Space in Alexandra is at a premium. Decades of chronic overcrowding and the unregulated erection of dwellings have placed a severe strain on services. The township has about 4,000 formal houses and 34,000 shacks for its 350,000 residents.

Christine Mahlalela lives with her husband, their own four children and her late sister’s three children in a single room in a rambling house. Two outside flush toilets are the only ablution facilities for the 30 families who share the house and its outbuildings.

“It’s small, but at least I can get my three-quarters bed in here,” says Christine. There is another single bed, shared by the older girls, while the boys and the small children sleep on a piece of foam rubber in the kitchen area.

Christine sighs as she surveys the holes at the corners of the room where the mauve walls meet the ceiling.

“This roof is old. When it rains, I have to move everything. The water comes down the walls and soaks everything.”

During winter, temperatures in Johannesburg plunge to –2C at night, and the electricity supply is erratic.

But Christine scoffs at the new houses being built by the Alexandra Renewal Project, saying she wouldn’t move to “those matchboxes”.

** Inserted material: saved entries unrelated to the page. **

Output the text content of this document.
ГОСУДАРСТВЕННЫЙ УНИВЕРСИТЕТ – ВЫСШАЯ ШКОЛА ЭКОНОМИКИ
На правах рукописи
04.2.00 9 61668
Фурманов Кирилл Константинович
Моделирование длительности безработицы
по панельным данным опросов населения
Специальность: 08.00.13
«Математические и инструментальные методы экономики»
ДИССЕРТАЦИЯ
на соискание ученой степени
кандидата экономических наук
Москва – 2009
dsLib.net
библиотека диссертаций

Apartment block where Tatyana lives
Tatyane's apartment is on the 9th floor

The city authorities have bought up swathes of land along transport arteries and used them to provide high-density housing for low-income residents. But the region’s social housing organisation estimates that about 35,000 families still live in slums.

Tatyane lives with her husband in a small flat in an 11-floor apartment building near the city centre. They have two rooms, a bathroom, a kitchen, electricity and running water.

She and her husband bought the apartment with a mortgage which uses 90% of the salary he earns as an electronics technician. Tatyane says they live quite well in comparison to others in the city, although she would like more space and complains about noise, vandalism and fights in the neighbourhood.

Land use zoning and strategic restrictions on high-rise building have been enforced to encourage development that gives residents easy access to services, either by public transport or on foot.

This seems to have worked in their area: “I have everything I need here, within walking distance,” she says.

But Tatyane doesn’t think living in Curitiba gives her access to better housing: “I think people in other cities live in the same conditions I do. The difference is not in my apartment, but the conditions the city offers me.”